Norway’s Statoil (ticker: STO) reported its second quarter results today, and executives said on the conference call that the company has no new drilling plans for its Bakken, Eagle Ford or Marcellus properties, citing volatile oil prices and weak NGL pricing in North America.

Statoil Onshore U.S. Operations

In 2008, Statoil acquired a 32.5% interest in the Marcellus shale gas acreage of Chesapeake Energy Corporation (ticker: CHK). The holding covers 1.8 million acres in the Appalachian region of the north-eastern US, according to STO. Statoil entered the Eagle Ford in south Texas in 2010 via a joint venture with Talisman Energy. In 2011, Statoil acquired Brigham Exploration, a leading player in the Bakken oil play. Statoil is now a major operator in the Williston and is usually ranked in the top five Bakken producers.

“The fundamental market conditions are unchanged but we do see signs that we may be heading toward a more balanced supply/demand picture for oil,” said Statoil CFO and Executive Vice President Hans Jakob Hegge. “Despite this, we must expect to see volatility for some time.”

“I think we have a strong position when it comes to the U.S.,” Hegge continued. “We are placed in the good basins and in good acreage. We see costs coming down and the main focus is on efficiencies.”

Statoil said it delivered equity production of 1,959 MBOEPD in the second quarter. Underlying production growth, after divestments, was 6% compared to the second quarter of last year.

The company reduced its overall CapEx guidance for 2016 from US $13 billion to around US $12 billion, mainly due to the impact of efficiency efforts and continued strict prioritization, it said in a statement. The company said CapEx reductions will be due to continued efficiencies, as it plans to drill the same number of wells as originally planned.

Analysts on today’s call asked for clarification on U.S. CapEx spending:

Q: On CapEx, you’ve cut your CapEx guidance by $1 billion from $13 billion to$ 12 billion this year. And if we look at year-to-date CapEx, it’s at $5.3 billion which implies a run rate of $10.6 billion. Would you say that there is still headroom for further CapEx reductions or will CapEx in the second half of this year be increased by more than 20% that you see it now?

STO: Year-to-date, we spent $5.4 billion and expect higher activity during the year with the Sverdrup execution, starting the execution of Peregrino Phase Two and a potential activity with fracking in Bakken and Eagle Ford, so the U.S. onshore operation.

Q: Your Bakken production fell 11% sequentially in Q1 and then another 14% sequentially in Q2. You stated at Q1 that the drop in Q1 was not representative going forward. What are your plans for activity and production U.S. onshore going forward?
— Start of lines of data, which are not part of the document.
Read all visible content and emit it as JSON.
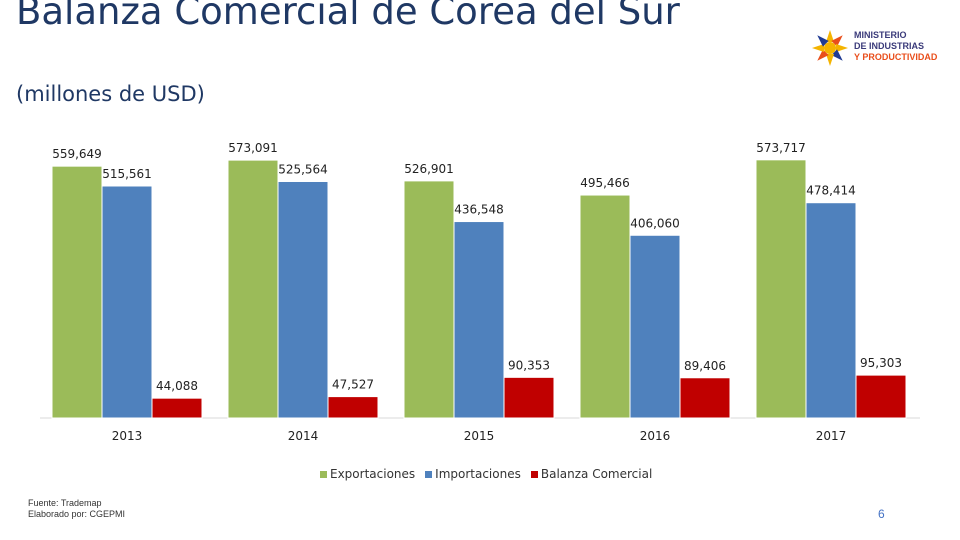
{
  "title": "Balanza Comercial de Corea del Sur",
  "subtitle": "(millones de USD)",
  "logo": {
    "line1": "MINISTERIO",
    "line2": "DE INDUSTRIAS",
    "line3": "Y PRODUCTIVIDAD"
  },
  "footer": {
    "source": "Fuente: Trademap",
    "author": "Elaborado por: CGEPMI"
  },
  "page_number": "6",
  "colors": {
    "exportaciones": "#9bbb59",
    "importaciones": "#4f81bd",
    "balanza": "#c00000"
  },
  "chart_data": {
    "type": "bar",
    "categories": [
      "2013",
      "2014",
      "2015",
      "2016",
      "2017"
    ],
    "series": [
      {
        "name": "Exportaciones",
        "values": [
          559649,
          573091,
          526901,
          495466,
          573717
        ],
        "labels": [
          "559,649",
          "573,091",
          "526,901",
          "495,466",
          "573,717"
        ]
      },
      {
        "name": "Importaciones",
        "values": [
          515561,
          525564,
          436548,
          406060,
          478414
        ],
        "labels": [
          "515,561",
          "525,564",
          "436,548",
          "406,060",
          "478,414"
        ]
      },
      {
        "name": "Balanza Comercial",
        "values": [
          44088,
          47527,
          90353,
          89406,
          95303
        ],
        "labels": [
          "44,088",
          "47,527",
          "90,353",
          "89,406",
          "95,303"
        ]
      }
    ],
    "ylim": [
      0,
      600000
    ],
    "legend": "bottom",
    "grid": false
  }
}
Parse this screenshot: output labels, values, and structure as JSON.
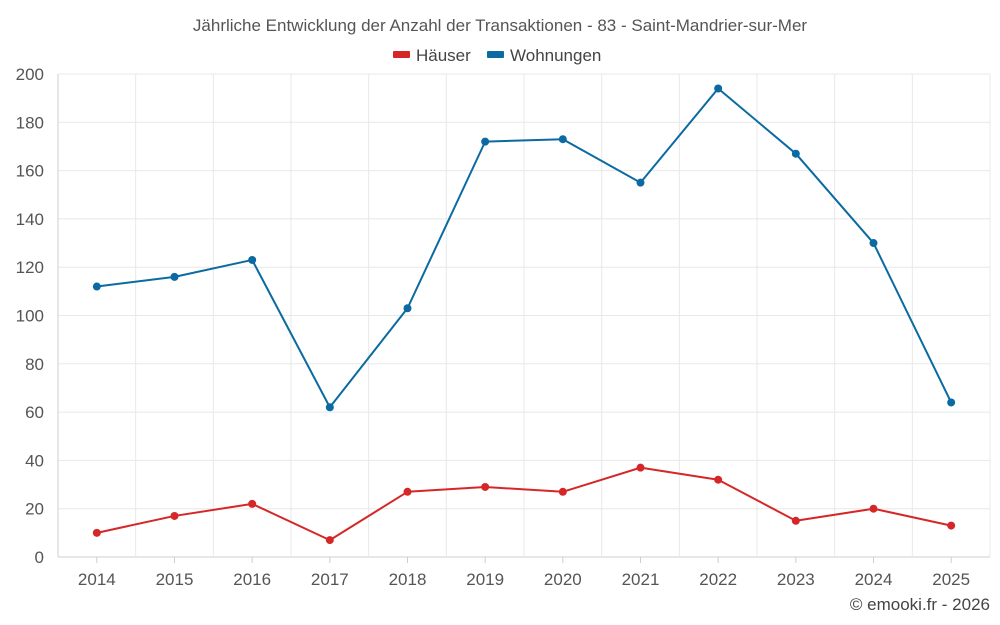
{
  "chart_data": {
    "type": "line",
    "title": "Jährliche Entwicklung der Anzahl der Transaktionen - 83 - Saint-Mandrier-sur-Mer",
    "xlabel": "",
    "ylabel": "",
    "categories": [
      "2014",
      "2015",
      "2016",
      "2017",
      "2018",
      "2019",
      "2020",
      "2021",
      "2022",
      "2023",
      "2024",
      "2025"
    ],
    "ylim": [
      0,
      200
    ],
    "yticks": [
      0,
      20,
      40,
      60,
      80,
      100,
      120,
      140,
      160,
      180,
      200
    ],
    "grid": true,
    "legend_position": "top-center",
    "series": [
      {
        "name": "Häuser",
        "color": "#d62728",
        "values": [
          10,
          17,
          22,
          7,
          27,
          29,
          27,
          37,
          32,
          15,
          20,
          13
        ]
      },
      {
        "name": "Wohnungen",
        "color": "#0a6aa1",
        "values": [
          112,
          116,
          123,
          62,
          103,
          172,
          173,
          155,
          194,
          167,
          130,
          64
        ]
      }
    ]
  },
  "credit": "© emooki.fr - 2026"
}
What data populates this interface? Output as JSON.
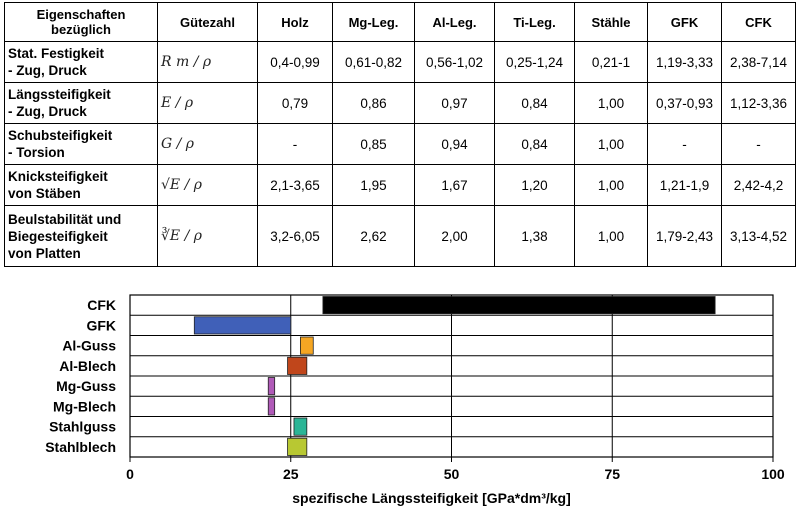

STO: We still have one operating rig in each play and frack crews in the Bakken and Eagle Ford in the second quarter. Stock in production was reduced compared to the first quarter with no wells completed in the quarter and prices have improved since the first quarter. We are considering some activity in the second half, but the cost focus remains critical.

Q: On the U.S. onshore, could you just remind us what the CapEx was that was spent on this business in the second quarter, and what the full-year CapEx budget is there?

STO: U.S. onshore CapEx was very low in the first quarter due to only one rig in each play – expect to see a bit higher spend in the second quarter at an activity level reflecting the current prices which we call ‘value over volume’, so strict prioritization [because] the main focus is on costs.